How is fusion research supported? While there are companies exploring fusion technology — both the laser-initiated version and the far more common version, which employs powerful magnets to contain the fusing material — the vast bulk of fusion support has come from governments. In the U.S., that support is overseen by the Department of Energy. The Department supports a number of national laboratories addressing the scientific problems facing the nation, and Lawrence Livermore is one of a handful of labs tasked with nuclear technologies. (Disclosure: I am a scientist at Fermilab, one of the Department of Energy’s non-nuclear laboratories.)
Since the 1990s, nuclear fusion research in the U.S. has been supported at a rate of about half a billion dollars per year, adjusted to today’s dollars. That sounds like a lot, but it should be contrasted with government support for the fossil fuel industry, which has benefited from direct subsidies to the tune of $20.5 billion dollars per year. Some estimates of indirect annual subsidies actually reach into the hundreds of billions of dollars.

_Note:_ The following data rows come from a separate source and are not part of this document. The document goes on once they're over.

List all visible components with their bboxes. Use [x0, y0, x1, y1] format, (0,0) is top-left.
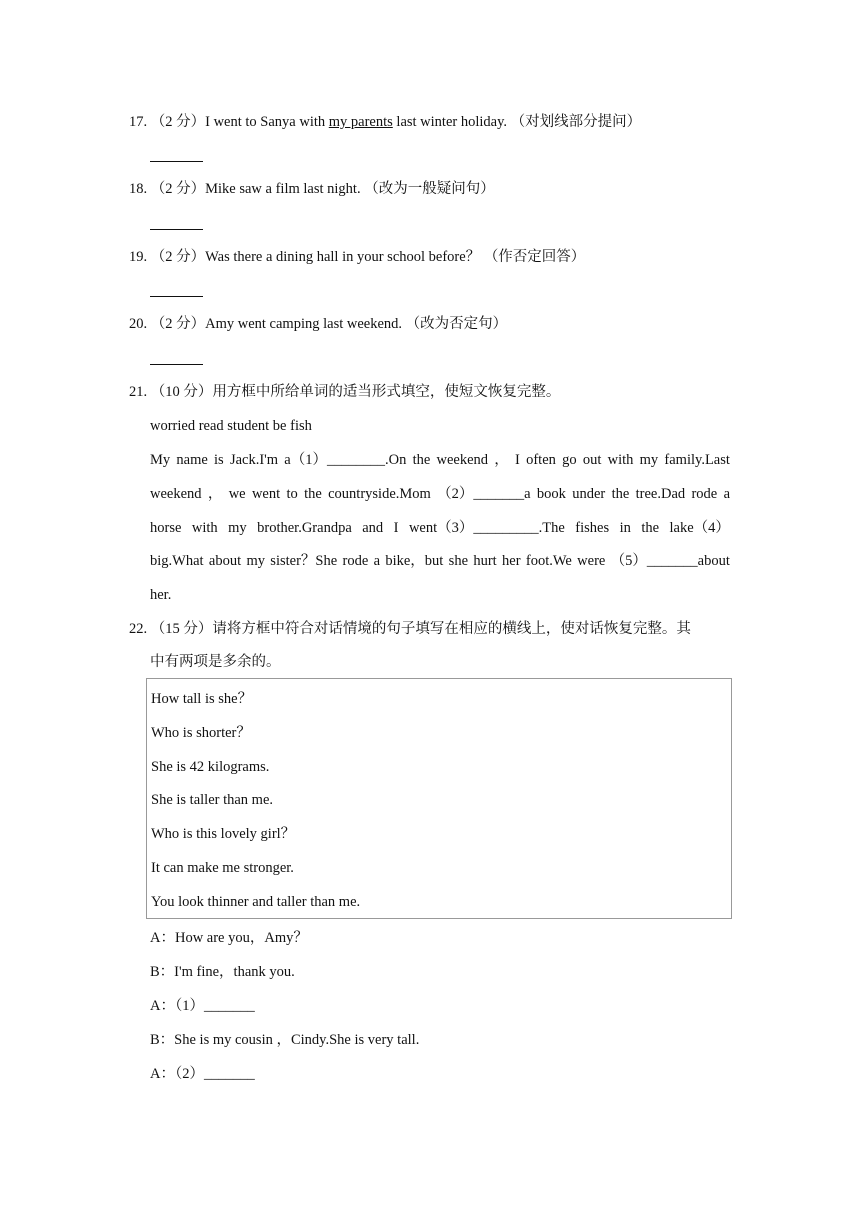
passage-word: my — [246, 553, 265, 569]
option-item: It can make me stronger. — [151, 860, 294, 876]
question-score: （15 分） — [150, 621, 213, 637]
passage-word: sister？She — [270, 553, 338, 569]
passage-word: （5）_______about — [610, 553, 730, 569]
question-21 — [129, 382, 560, 402]
passage-word: she — [448, 553, 469, 569]
passage-word: with — [607, 452, 634, 468]
passage-word: Jack.I'm — [229, 452, 279, 468]
dialogue-line: B：She is my cousin ，Cindy.She is very tall. — [150, 1032, 420, 1048]
question-number: 17. — [129, 114, 148, 130]
passage-word: My — [150, 452, 171, 468]
passage-word: we — [228, 486, 246, 502]
passage-word: a — [723, 486, 730, 502]
question-19 — [129, 247, 585, 267]
question-instruction-cont: 中有两项是多余的。 — [150, 654, 281, 670]
passage-word: my — [639, 452, 659, 468]
question-score: （2 分） — [150, 249, 206, 265]
question-20 — [129, 314, 507, 334]
answer-blank-18[interactable] — [150, 229, 203, 230]
dialogue-line: A：How are you，Amy？ — [150, 930, 308, 946]
passage-word: I — [393, 520, 399, 536]
option-item: You look thinner and taller than me. — [151, 894, 361, 910]
passage-word: family.Last — [664, 452, 730, 468]
passage-word: big.What — [150, 553, 204, 569]
passage-word: tree.Dad — [635, 486, 686, 502]
passage-word: weekend — [436, 452, 489, 468]
underlined-phrase: my parents — [328, 114, 393, 130]
passage-word: in — [619, 520, 631, 536]
passage-word: went — [251, 486, 281, 502]
dialogue-line: B：I'm fine，thank you. — [150, 964, 295, 980]
passage-word: ， — [494, 452, 509, 468]
question-number: 21. — [129, 384, 148, 400]
question-text: Was there a dining hall in your school before？ — [205, 249, 481, 265]
passage-word: fishes — [575, 520, 610, 536]
passage-word: under — [572, 486, 606, 502]
question-score: （2 分） — [150, 114, 206, 130]
passage-word: often — [526, 452, 556, 468]
passage-word: and — [362, 520, 384, 536]
options-box — [146, 678, 732, 919]
question-number: 19. — [129, 249, 148, 265]
passage-word: with — [191, 520, 218, 536]
passage-word: her — [502, 553, 521, 569]
passage-word: name — [176, 452, 208, 468]
question-instruction: 请将方框中符合对话情境的句子填写在相应的横线上，使对话恢复完整。其 — [212, 621, 691, 637]
dialogue-line: A：（1）_______ — [150, 998, 255, 1014]
question-instruction: （改为一般疑问句） — [364, 181, 495, 197]
passage-word: rode — [691, 486, 718, 502]
passage-word: were — [577, 553, 606, 569]
answer-blank-20[interactable] — [150, 364, 203, 365]
passage-line-3 — [150, 518, 730, 538]
passage-word: the — [611, 486, 630, 502]
question-instruction: （对划线部分提问） — [510, 114, 642, 130]
passage-word: out — [582, 452, 602, 468]
option-item: She is 42 kilograms. — [151, 759, 270, 775]
option-item: Who is shorter？ — [151, 725, 251, 741]
word-bank: worried read student be fish — [150, 418, 312, 434]
question-17 — [129, 112, 641, 132]
passage-word: book — [536, 486, 566, 502]
passage-word: ， — [207, 486, 223, 502]
question-text: Amy went camping last weekend. — [205, 316, 403, 332]
passage-word: （2）_______a — [437, 486, 531, 502]
passage-word: my — [228, 520, 247, 536]
answer-blank-17[interactable] — [150, 161, 203, 162]
passage-word: a（1）________.On — [284, 452, 407, 468]
passage-word: countryside.Mom — [328, 486, 431, 502]
passage-word: brother.Grandpa — [257, 520, 352, 536]
passage-word: bike，but — [385, 553, 444, 569]
option-item: Who is this lovely girl？ — [151, 826, 296, 842]
passage-word: is — [214, 452, 224, 468]
question-score: （2 分） — [150, 316, 206, 332]
option-item: She is taller than me. — [151, 792, 274, 808]
passage-word: about — [208, 553, 242, 569]
question-text-post: last winter holiday. — [392, 114, 508, 130]
passage-word: to — [286, 486, 298, 502]
question-instruction: （作否定回答） — [483, 249, 586, 265]
passage-word: foot.We — [525, 553, 572, 569]
question-18 — [129, 179, 495, 199]
passage-word: went（3）_________.The — [408, 520, 565, 536]
question-score: （10 分） — [150, 384, 213, 400]
passage-line-5: her. — [150, 587, 172, 603]
passage-line-2 — [150, 484, 730, 504]
passage-word: lake（4） — [669, 520, 730, 536]
passage-word: a — [373, 553, 381, 569]
question-score: （2 分） — [150, 181, 206, 197]
answer-blank-19[interactable] — [150, 296, 203, 297]
option-item: How tall is she？ — [151, 691, 253, 707]
passage-word: rode — [342, 553, 369, 569]
question-number: 22. — [129, 621, 148, 637]
passage-word: the — [304, 486, 322, 502]
question-instruction: 用方框中所给单词的适当形式填空，使短文恢复完整。 — [212, 384, 561, 400]
passage-word: weekend — [150, 486, 202, 502]
passage-word: hurt — [473, 553, 497, 569]
passage-word: go — [562, 452, 577, 468]
passage-line-4 — [150, 551, 730, 571]
question-number: 18. — [129, 181, 148, 197]
passage-word: horse — [150, 520, 182, 536]
passage-word: I — [515, 452, 520, 468]
passage-word: the — [641, 520, 660, 536]
question-instruction: （改为否定句） — [405, 316, 508, 332]
passage-word: the — [412, 452, 431, 468]
dialogue-line: A：（2）_______ — [150, 1066, 255, 1082]
question-number: 20. — [129, 316, 148, 332]
passage-line-1 — [150, 450, 730, 470]
question-text: Mike saw a film last night. — [205, 181, 361, 197]
question-22 — [129, 619, 691, 639]
question-text-pre: I went to Sanya with — [205, 114, 329, 130]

It took time for scientists to reach a point where they could extract more fusion energy output than the laser energy they put in. Fusion was first observed in 1934, and the laser technique was proposed in 1957. So this month’s accomplishment has been at least 75 years in the making. Will it be another 75 years before fusion power plants are a reality?
That depends on support. If society continues to invest in fusion technology, we may have fusion power plants in a couple of decades. The challenges are real but not insurmountable. They can be overcome, and more money means faster solutions.
Fusion technology should not be pursued instead of more mature green-energy technologies, but in addition to them. Like any sensible investor with short-term and long-term investments, society must have a diverse portfolio of investment in future energy technologies.
For today, we congratulate the researchers at Lawrence Livermore for their achievement. We should support them and other fusion scientists as they blaze a path into the future.